Les déclarations de Machado se sont produites après l'annonce du président américain Donald Trump, pour augmenter la récompense des informations à la capture de Maduro à 50 millions de dollars. L'adversaire a décrit cette décision comme « une étape décisive » pour démanteler la structure de puissance du chavisme et a envoyé un message « clair » à son noyau de support.

« Nous sommes profondément reconnaissants au président Trump pour son soutien inébranlable à la liberté et à la justice et à ses actions décisives pour démanteler cette entreprise criminelle terroriste », a-t-il déclaré. Il a déclaré que la mesure indique le président non seulement, mais aussi « les quelques personnes de haut niveau qui le soutiennent toujours et volent le Venezuela ».
Machado a ajouté que la pression internationale, combinée à une organisation interne au Venezuela, a réduit les options de Maduro. Il a réitéré que la priorité n'est pas un « changement de régime » au sens politique traditionnel, mais pour démanteler une structure criminelle soutenue par la force.
Le chef de Vente Venezuela a déclaré que le gouvernement légitime, dirigé par l'adversaire Edmundo González Urrutia – exilé en Espagne – est prêt à assumer le pouvoir et à exécuter un plan au cours des 100 premières heures et jours de transition. Il a dit que sa vision était de transformer le Venezuela en « le Centre énergétique des Amériques » et un allié clé des États-Unis dans le commerce et la sécurité, avec un potentiel économique de 1,7 milliard de dollars de pétrole, de gaz, de minéraux et de tourisme.

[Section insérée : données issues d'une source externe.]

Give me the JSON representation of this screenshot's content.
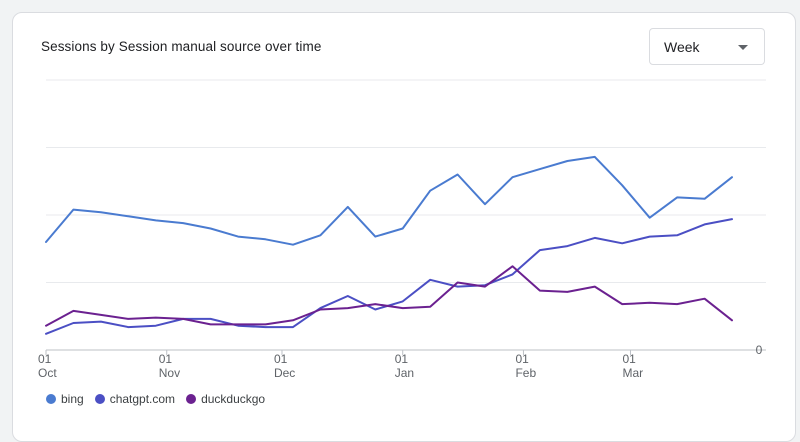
{
  "card": {
    "title": "Sessions by Session manual source over time"
  },
  "period_select": {
    "value": "Week",
    "icon": "caret-down-icon"
  },
  "chart_data": {
    "type": "line",
    "title": "Sessions by Session manual source over time",
    "x_ticks": [
      {
        "day": "01",
        "month": "Oct",
        "index": 0
      },
      {
        "day": "01",
        "month": "Nov",
        "index": 4.4
      },
      {
        "day": "01",
        "month": "Dec",
        "index": 8.6
      },
      {
        "day": "01",
        "month": "Jan",
        "index": 13.0
      },
      {
        "day": "01",
        "month": "Feb",
        "index": 17.4
      },
      {
        "day": "01",
        "month": "Mar",
        "index": 21.3
      }
    ],
    "y_ticks": [
      "0"
    ],
    "ylim": [
      0,
      100
    ],
    "grid": true,
    "legend_position": "bottom-left",
    "series": [
      {
        "name": "bing",
        "color": "#4a7bd0",
        "values": [
          40,
          52,
          51,
          49.5,
          48,
          47,
          45,
          42,
          41,
          39,
          42.5,
          53,
          42,
          45,
          59,
          65,
          54,
          64,
          67,
          70,
          71.5,
          61,
          49,
          56.5,
          56,
          64
        ]
      },
      {
        "name": "chatgpt.com",
        "color": "#4b4fc4",
        "values": [
          6,
          10,
          10.5,
          8.5,
          9,
          11.5,
          11.5,
          9,
          8.5,
          8.5,
          15.5,
          20,
          15,
          18,
          26,
          23.5,
          24,
          28,
          37,
          38.5,
          41.5,
          39.5,
          42,
          42.5,
          46.5,
          48.5
        ]
      },
      {
        "name": "duckduckgo",
        "color": "#6b2190",
        "values": [
          9,
          14.5,
          13,
          11.5,
          12,
          11.5,
          9.5,
          9.5,
          9.5,
          11,
          15,
          15.5,
          17,
          15.5,
          16,
          25,
          23.5,
          31,
          22,
          21.5,
          23.5,
          17,
          17.5,
          17,
          19,
          11
        ]
      }
    ]
  },
  "legend": {
    "items": [
      {
        "label": "bing",
        "color": "#4a7bd0"
      },
      {
        "label": "chatgpt.com",
        "color": "#4b4fc4"
      },
      {
        "label": "duckduckgo",
        "color": "#6b2190"
      }
    ]
  }
}
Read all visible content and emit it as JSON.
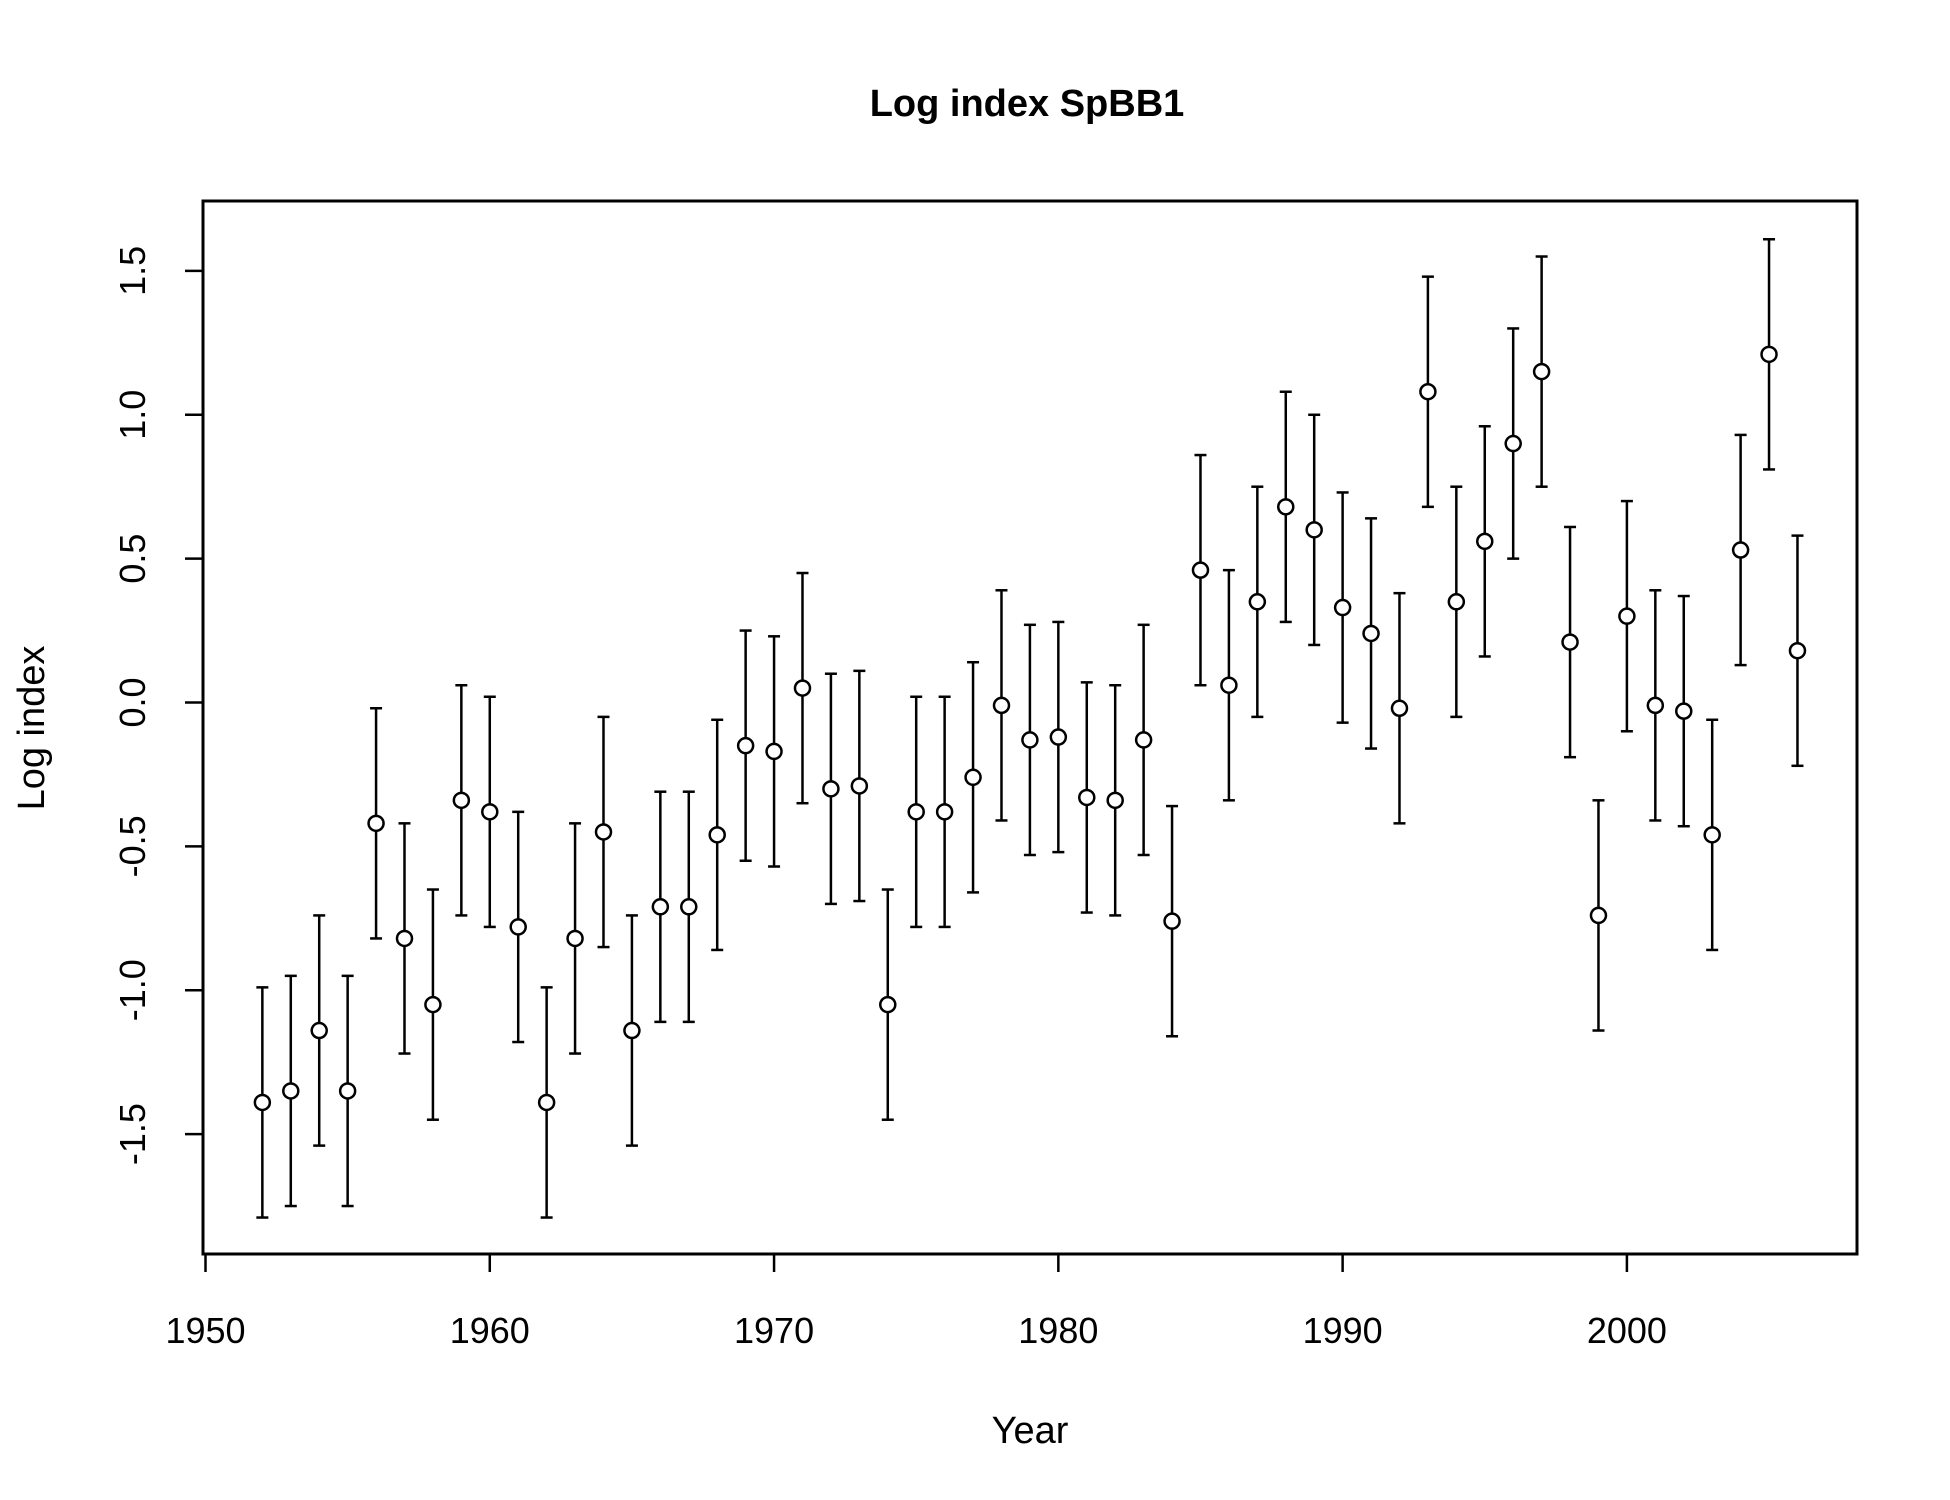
{
  "chart_data": {
    "type": "scatter",
    "title": "Log index SpBB1",
    "xlabel": "Year",
    "ylabel": "Log index",
    "xlim": [
      1950,
      2008
    ],
    "ylim": [
      -1.9,
      1.75
    ],
    "x_ticks": [
      1950,
      1960,
      1970,
      1980,
      1990,
      2000
    ],
    "x_tick_labels": [
      "1950",
      "1960",
      "1970",
      "1980",
      "1990",
      "2000"
    ],
    "y_ticks": [
      -1.5,
      -1.0,
      -0.5,
      0.0,
      0.5,
      1.0,
      1.5
    ],
    "y_tick_labels": [
      "-1.5",
      "-1.0",
      "-0.5",
      "0.0",
      "0.5",
      "1.0",
      "1.5"
    ],
    "grid": false,
    "error_bars": true,
    "series": [
      {
        "x": [
          1952,
          1953,
          1954,
          1955,
          1956,
          1957,
          1958,
          1959,
          1960,
          1961,
          1962,
          1963,
          1964,
          1965,
          1966,
          1967,
          1968,
          1969,
          1970,
          1971,
          1972,
          1973,
          1974,
          1975,
          1976,
          1977,
          1978,
          1979,
          1980,
          1981,
          1982,
          1983,
          1984,
          1985,
          1986,
          1987,
          1988,
          1989,
          1990,
          1991,
          1992,
          1993,
          1994,
          1995,
          1996,
          1997,
          1998,
          1999,
          2000,
          2001,
          2002,
          2003,
          2004,
          2005,
          2006
        ],
        "y": [
          -1.39,
          -1.35,
          -1.14,
          -1.35,
          -0.42,
          -0.82,
          -1.05,
          -0.34,
          -0.38,
          -0.78,
          -1.39,
          -0.82,
          -0.45,
          -1.14,
          -0.71,
          -0.71,
          -0.46,
          -0.15,
          -0.17,
          0.05,
          -0.3,
          -0.29,
          -1.05,
          -0.38,
          -0.38,
          -0.26,
          -0.01,
          -0.13,
          -0.12,
          -0.33,
          -0.34,
          -0.13,
          -0.76,
          0.46,
          0.06,
          0.35,
          0.68,
          0.6,
          0.33,
          0.24,
          -0.02,
          1.08,
          0.35,
          0.56,
          0.9,
          1.15,
          0.21,
          -0.74,
          0.3,
          -0.01,
          -0.03,
          -0.46,
          0.53,
          1.21,
          0.18
        ],
        "lower": [
          -1.79,
          -1.75,
          -1.54,
          -1.75,
          -0.82,
          -1.22,
          -1.45,
          -0.74,
          -0.78,
          -1.18,
          -1.79,
          -1.22,
          -0.85,
          -1.54,
          -1.11,
          -1.11,
          -0.86,
          -0.55,
          -0.57,
          -0.35,
          -0.7,
          -0.69,
          -1.45,
          -0.78,
          -0.78,
          -0.66,
          -0.41,
          -0.53,
          -0.52,
          -0.73,
          -0.74,
          -0.53,
          -1.16,
          0.06,
          -0.34,
          -0.05,
          0.28,
          0.2,
          -0.07,
          -0.16,
          -0.42,
          0.68,
          -0.05,
          0.16,
          0.5,
          0.75,
          -0.19,
          -1.14,
          -0.1,
          -0.41,
          -0.43,
          -0.86,
          0.13,
          0.81,
          -0.22
        ],
        "upper": [
          -0.99,
          -0.95,
          -0.74,
          -0.95,
          -0.02,
          -0.42,
          -0.65,
          0.06,
          0.02,
          -0.38,
          -0.99,
          -0.42,
          -0.05,
          -0.74,
          -0.31,
          -0.31,
          -0.06,
          0.25,
          0.23,
          0.45,
          0.1,
          0.11,
          -0.65,
          0.02,
          0.02,
          0.14,
          0.39,
          0.27,
          0.28,
          0.07,
          0.06,
          0.27,
          -0.36,
          0.86,
          0.46,
          0.75,
          1.08,
          1.0,
          0.73,
          0.64,
          0.38,
          1.48,
          0.75,
          0.96,
          1.3,
          1.55,
          0.61,
          -0.34,
          0.7,
          0.39,
          0.37,
          -0.06,
          0.93,
          1.61,
          0.58
        ]
      }
    ]
  }
}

« Le changement de régime était déjà commandé et nous avons remporté les élections présidentielles pour une grande majorité … Nous sommes prêts à prendre le pouvoir, le gouvernement légitime choisi. Le Venezuela progressera et pacifiquement vers la transition », a-t-il déclaré.
Machado a dénoncé l'ampleur de la crise humanitaire: « Le peuple vénézuélien a faim. Nos enfants ne passent que deux jours par semaine à l'école. Nos professeurs gagnent un dollar par jour. C'est la réalité du Venezuela. »
Il a contrasté ces chiffres avec l'enrichissement illicite attribué aux responsables du régime, mentionnant les propriétés et les actifs confisqués par les États-Unis en Floride et la République dominicaine, qui, selon elle, provient du pillage des ressources pétrolières.
L'adversaire a mis en garde les citoyens américains des risques de politiques similaires au modèle de Chavista, se rappelant que de nombreux Vénézuéliens regrettent d'avoir cru aux promesses d'Hugo Chávez. « Ils ne savent pas combien de personnes au Venezuela me disent combien ils regrettent d'avoir cru aux mensonges … une fois qu'un régime communiste est installé, il est très difficile de l'inverser », a-t-il déclaré.

Machado, qui reste à se cacher pendant plus d'un an, a conclu son discours avec un message d'espoir et d'engagement: « Des millions de Vénézuéliens veulent rentrer chez eux, y compris plus d'un demi-million de personnes vivant aux États-Unis. Le Venezuela sera libre. »
À son avis, la nouvelle récompense annoncée par Washington et l'isolement croissant du chavisme ont mis leurs alliés dans un moment de définition: soit ils restent à côté de Maduro et font face aux conséquences, ou partent pour faciliter un changement politique qui, dit-il, a un soutien interne et extérieur.